His reputation is now tarnished. Who now will hire his legal services? His teaching post at CCSN, full-time since 2000, could now be in jeopardy, not because he was arrested for a misdemeanor (that alone does not warrant termination, according to CCSN policy), but because his arrest became bad public relations for the school when it showed up on the front page of the R-J. His post as pro-tem justice, which was somewhat under the public radar because of the sheer number, and inactivity, of most fill-in judges, and which would have been ceased anyhow, media report or not, was resigned, in disgrace.


It's not that Peplowski was inculpable, or even irreproachable, because the truth is: The man committed a crime that he, a judge and a lawyer, knew very well was illegal. It's just that the consequences do not seem to have been warranted by the crime, which brought neither harm nor danger to anyone or anything but him and his marriage. It was consensual sex (albeit the two consented for very different reasons), and there has been a whole succession of men who have taken a dip into that river of paid evanescent love rushing through cities around the world since currency began.

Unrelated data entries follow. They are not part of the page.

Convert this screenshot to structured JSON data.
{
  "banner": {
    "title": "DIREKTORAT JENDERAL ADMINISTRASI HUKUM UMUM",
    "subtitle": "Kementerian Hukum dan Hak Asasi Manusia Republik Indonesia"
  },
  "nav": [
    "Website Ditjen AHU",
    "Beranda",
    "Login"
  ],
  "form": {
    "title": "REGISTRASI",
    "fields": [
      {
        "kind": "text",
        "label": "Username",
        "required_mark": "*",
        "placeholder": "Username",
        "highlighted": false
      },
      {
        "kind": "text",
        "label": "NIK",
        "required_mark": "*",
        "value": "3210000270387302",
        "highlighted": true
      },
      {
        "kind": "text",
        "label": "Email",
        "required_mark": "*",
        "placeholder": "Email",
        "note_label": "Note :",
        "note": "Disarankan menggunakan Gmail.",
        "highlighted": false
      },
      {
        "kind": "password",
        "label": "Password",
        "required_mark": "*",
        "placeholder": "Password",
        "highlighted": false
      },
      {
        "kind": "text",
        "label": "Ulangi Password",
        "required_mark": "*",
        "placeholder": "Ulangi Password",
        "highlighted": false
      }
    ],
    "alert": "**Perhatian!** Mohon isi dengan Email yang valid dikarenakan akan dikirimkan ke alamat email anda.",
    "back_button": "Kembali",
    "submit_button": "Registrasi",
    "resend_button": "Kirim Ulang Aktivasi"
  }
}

One would think justice today would not be the same as that of the 1800s, or that of the days when people stoned prostitutes in public. As a lawyer, Peplowski knew it was, and so upon wishing his ephemeral lover goodbye on Saturday night, just before his arrest, perhaps as an eerie presentiment, he gave her his personal phone number with a single ironic phrase: "If you ever need a lawyer, give me a call." The sadder irony, however, is that before Peplowski had himself been caught, sent to jail, and then publicly ostracized on television screens, newspapers and Internet sites, he, as a pro-tem judge often serving in the Henderson municipal court, had been part and parcel of that archaic system that has now done him in.


The citywide sting in which Peplowski had been caught was called P.I.M.P—prostitutes incarcerated by Metropolitan Police—and one Metro sergeant described it in this way:


"When you run an operation like this, you are casting out a net."


It is a perfect metaphor. That is exactly what happened: Metro cast a net into Las Vegas, a sea of prostitutes, pimps and johns, and plucked out 184 fish from a variety of schools whose misfortune was being in the wrong place at the wrong time. As any fisherman will say, one can cast a net to his heart's content, but the sea continues. Given that, and Clark County's high recidivism rate for prostitution—over 70 percent—it appears the only lasting impact of the sting will be the destruction of Peplowski's life.


All because he had surrendered to his sexual urges with a grown woman who charged him $40 dollars for her servitude.